Carnegie Mellon University: NFT Platform, Vehicle Sensors Win McGinnis Venture Competition

The graduate student team behind NiFTy and the undergraduate team behind Flurry took home top prizes at the annual McGinnis Venture Competition on Tuesday, March 22.

Presented by the Swartz Center for Entrepreneurship, the McGinnis Venture Competition invited student entrepreneurs from across Carnegie Mellon University to compete for a total of $60,000 in investment funds to support their startup ventures. The competition began with two virtual rounds in which teams had the opportunity to work with alumni entrepreneurs and venture capitalists to develop their ideas and business plans.

“The McGinnis Venture Competition is an opportunity for CMU students to get intensive coaching, judging and feedback on their ideas and startups — which is equally important to the investment they win,” said Dave Mawhinney, executive director of the Swartz Center and associate teaching professor of entrepreneurship. “Many past winners have become successful growing businesses, including Tepper School of Business alumni Alison Alvarez (BlastPoint), Austin Webb (Fifth Season), and JJ Xu (TalkMeUp).”

In the third and final round, held in-person at the Swartz Center in the Tepper building, finalist teams had the opportunity to pitch their startup ideas to faculty and entrepreneurs. Three undergraduate teams and 11 graduate teams competed in the 2022 finals.

Graduate Track Winners
NiFTy is a platform for blockchain-based games where gamers can access games and buy, sell or trade their in-game assets as non-fungible tokens (NFTs). The winning team members are Pranjal Chavarkar, Adithiyajothiram Lakshmanaperumal, and Kyle Snyder, all graduate students in the Integrated Innovation Institute. Their first-place win in the graduate track secured $25,000 to continue to develop their company.

Advanced Optronics took second place in the competition and won $15,000 in investment funds. Advanced Optronics is developing flexible, biocompatible electronic and optical systems to enable smarter, less invasive surgery for a variety of medical applications. Their first product provides real-time feedback to reduce surgical trauma during cochlear implant surgery. Team members include Jay Reddy, a postdoctoral research associate in the Department of Electrical and Computer Engineering, and Ruth Segall, a graduate student in bioengineering at the University of Pittsburgh.

For their third place finish, $10,000 in investment fees were awarded to E-Carebetics — an AI-powered diagnostic solution on mobile devices for diabetic retinopathy. The venture was created by Bingda Li, a graduate student in biomedical engineering and engineering and technology innovation management; Devansh Parikh, E-Carebetics technical lead; and Mukunthan Tharmakulasingam, a Ph.D. student at the University of Surrey.

Undergraduate Track Winners
Teams in the undergraduate track who place first or second in the McGinnis Venture Competition are entered in the CMU Venture Challenge (CMUVC) hosted in April by the Undergraduate Entrepreneurship Association.

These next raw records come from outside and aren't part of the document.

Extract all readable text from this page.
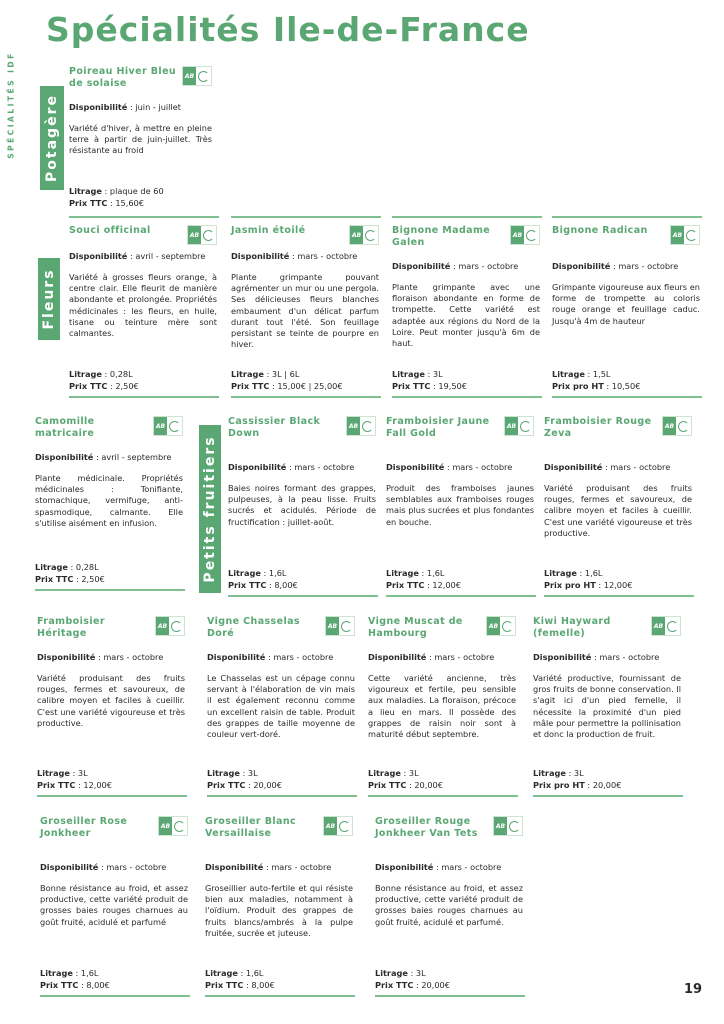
SPÉCIALITÉS IDF
Spécialités Ile-de-France
Potagère
Fleurs
Petits fruitiers
Poireau Hiver Bleu de solaise
AB
Disponibilité : juin - juillet

Variété d'hiver, à mettre en pleine terre à partir de juin-juillet. Très résistante au froid

Litrage : plaque de 60
Prix TTC : 15,60€
Souci officinal	AB
Disponibilité : avril - septembre

Variété à grosses fleurs orange, à centre clair. Elle fleurit de manière abondante et prolongée. Propriétés médicinales : les fleurs, en huile, tisane ou teinture mère sont calmantes.

Litrage : 0,28L
Prix TTC : 2,50€
Jasmin étoilé	AB
Disponibilité : mars - octobre

Plante grimpante pouvant agrémenter un mur ou une pergola. Ses délicieuses fleurs blanches embaument d'un délicat parfum durant tout l'été. Son feuillage persistant se teinte de pourpre en hiver.

Litrage : 3L | 6L
Prix TTC : 15,00€ | 25,00€
Bignone Madame Galen
AB
Disponibilité : mars - octobre

Plante grimpante avec une floraison abondante en forme de trompette. Cette variété est adaptée aux régions du Nord de la Loire. Peut monter jusqu'à 6m de haut.

Litrage : 3L
Prix TTC : 19,50€
Bignone Radican	AB
Disponibilité : mars - octobre

Grimpante vigoureuse aux fleurs en forme de trompette au coloris rouge orange et feuillage caduc. Jusqu'à 4m de hauteur

Litrage : 1,5L
Prix pro HT : 10,50€
Camomille matricaire
AB
Disponibilité : avril - septembre

Plante médicinale. Propriétés médicinales : Tonifiante, stomachique, vermifuge, anti-spasmodique, calmante. Elle s'utilise aisément en infusion.

Litrage : 0,28L
Prix TTC : 2,50€
Cassissier Black Down
AB
Disponibilité : mars - octobre

Baies noires formant des grappes, pulpeuses, à la peau lisse. Fruits sucrés et acidulés. Période de fructification : juillet-août.

Litrage : 1,6L
Prix TTC : 8,00€
Framboisier Jaune Fall Gold
AB
Disponibilité : mars - octobre

Produit des framboises jaunes semblables aux framboises rouges mais plus sucrées et plus fondantes en bouche.

Litrage : 1,6L
Prix TTC : 12,00€
Framboisier Rouge Zeva
AB
Disponibilité : mars - octobre

Variété produisant des fruits rouges, fermes et savoureux, de calibre moyen et faciles à cueillir. C'est une variété vigoureuse et très productive.

Litrage : 1,6L
Prix pro HT : 12,00€
Framboisier Héritage
AB
Disponibilité : mars - octobre

Variété produisant des fruits rouges, fermes et savoureux, de calibre moyen et faciles à cueillir. C'est une variété vigoureuse et très productive.

Litrage : 3L
Prix TTC : 12,00€
Vigne Chasselas Doré
AB
Disponibilité : mars - octobre

Le Chasselas est un cépage connu servant à l'élaboration de vin mais il est également reconnu comme un excellent raisin de table. Produit des grappes de taille moyenne de couleur vert-doré.

Litrage : 3L
Prix TTC : 20,00€
Vigne Muscat de Hambourg
AB
Disponibilité : mars - octobre

Cette variété ancienne, très vigoureux et fertile, peu sensible aux maladies. La floraison, précoce a lieu en mars. Il possède des grappes de raisin noir sont à maturité début septembre.

Litrage : 3L
Prix TTC : 20,00€
Kiwi Hayward (femelle)
AB
Disponibilité : mars - octobre

Variété productive, fournissant de gros fruits de bonne conservation. Il s'agit ici d'un pied femelle, il nécessite la proximité d'un pied mâle pour permettre la pollinisation et donc la production de fruit.

Litrage : 3L
Prix pro HT : 20,00€
Groseiller Rose Jonkheer
AB
Disponibilité : mars - octobre

Bonne résistance au froid, et assez productive, cette variété produit de grosses baies rouges charnues au goût fruité, acidulé et parfumé

Litrage : 1,6L
Prix TTC : 8,00€
Groseiller Blanc Versaillaise
AB
Disponibilité : mars - octobre

Groseillier auto-fertile et qui résiste bien aux maladies, notamment à l'oïdium. Produit des grappes de fruits blancs/ambrés à la pulpe fruitée, sucrée et juteuse.

Litrage : 1,6L
Prix TTC : 8,00€
Groseiller Rouge Jonkheer Van Tets
AB
Disponibilité : mars - octobre

Bonne résistance au froid, et assez productive, cette variété produit de grosses baies rouges charnues au goût fruité, acidulé et parfumé.

Litrage : 3L
Prix TTC : 20,00€	19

Undergraduate students from across the U.S. participate in CMUVC to compete for seed funding, legal services and mentorship.

Flurry, including team members Miguel Brandao, a junior in mechanical engineering; Jack Winters, a junior in business administration; and Steven Wu, a junior in computer science; earned the top undergraduate prize of $4,000. Flurry created hardware that plugs into a car’s onboard diagnostic port and uses sensors to calculate a value representing a road’s slickness and recommends driving speeds and stopping distances.

Receiving $2,500 in funding and taking home the second-place prize is BAM! Bottle. BAM! Bottle is a portable container that heats liquids on the go through battery power to ensure that drinks remain at the perfect temperature. The venture was created by Kaitlyn Chow, a first-year student in business administration.

The McGinnis Venture Competition was established in 2004 with an endowment from Gerald E. McGinnis, founder of Respironics, Inc., a medical supply company based in Murrysville, Pennsylvania, that was acquired by Philips in 2008. This year’s competition was sponsored by Perkins Coie, Cowen, P&G, Optum and HubSpot for Startups.